Final state photon production at LEP
A. Gehrmann-De Ridder, E. W. N. Glover
TL;DR
The paper investigates photon production in e+e- collisions at LEP by contrasting fixed-order and conventional resummation treatments of the quark-to-photon fragmentation function D_{q→γ}(x,μF). It systematically compares four cross-section formulations—combining resummed or expanded D_{q→γ} with fixed-order or conventional direct-term counting—and evaluates GRV and BFG fragmentation parameterizations against ALEPH and OPAL data. Key findings show that ALEPH data favors the resummed BFG parameterization at large x, while OPAL inclusive data is broadly compatible with multiple approaches, highlighting fragmentation-function universality.

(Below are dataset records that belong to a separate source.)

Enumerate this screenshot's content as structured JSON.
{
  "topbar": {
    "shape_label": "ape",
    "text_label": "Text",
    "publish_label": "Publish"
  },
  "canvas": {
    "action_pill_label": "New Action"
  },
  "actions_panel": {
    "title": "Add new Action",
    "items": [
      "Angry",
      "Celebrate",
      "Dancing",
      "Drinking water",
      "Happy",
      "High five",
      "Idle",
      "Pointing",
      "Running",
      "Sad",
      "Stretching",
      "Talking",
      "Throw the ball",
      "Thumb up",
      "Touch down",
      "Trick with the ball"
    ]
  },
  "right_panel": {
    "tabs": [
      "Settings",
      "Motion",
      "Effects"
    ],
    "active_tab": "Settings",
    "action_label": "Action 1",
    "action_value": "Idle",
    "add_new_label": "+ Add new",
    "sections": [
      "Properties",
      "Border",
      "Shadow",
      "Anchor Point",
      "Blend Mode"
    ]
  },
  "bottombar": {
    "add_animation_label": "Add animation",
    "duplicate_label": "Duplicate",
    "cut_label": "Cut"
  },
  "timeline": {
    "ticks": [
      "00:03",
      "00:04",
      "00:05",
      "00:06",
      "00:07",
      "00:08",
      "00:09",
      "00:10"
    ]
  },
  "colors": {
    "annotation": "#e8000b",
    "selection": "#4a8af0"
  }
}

The work emphasizes the importance of large-x behavior, scheme choices (MS-bar vs DIS_γ), and the practical viability of using fragmentation functions fitted from one observable to predict others, with implications for photon-involved processes at colliders.
Abstract
We present a detailed study of photon production in hadronic events in electron-positron annihilation at LEP energies. We show that estimates of the inclusive photon spectrum using the quark-to-photon fragmentation function determined using the ALEPH `photon' +~1 jet data agree well with the observations of the OPAL collaboration. This agreement shows that the photon fragmentation function determined in this way can be used for inclusive observables. We also compare next-to-leading order and beyond leading logarithm predictions obtained using the numerically resummed solutions of the fragmentation function evolution equation of Bourhis, Fontannaz and Guillet and Glück, Reya and Vogt with the data. Moreover, in order to check the general behaviour of the fragmentation function, we consider an analytic series expansion in the strong coupling. We find that the parameterizations are inaccurate at large $x$ values. While the OPAL data is in broad agreement with estimates based on any of these approaches, the ALEPH data prefers the resummed BFG parameterization. Finally, there is some ambiguity as to whether the fragmentation function is treated as ${\cal O}(α)$ or ${\cal O}(α/α_s)$. We show that at present this ambiguity affects mainly the prediction for the `photon' +~1 jet rate at large $z$.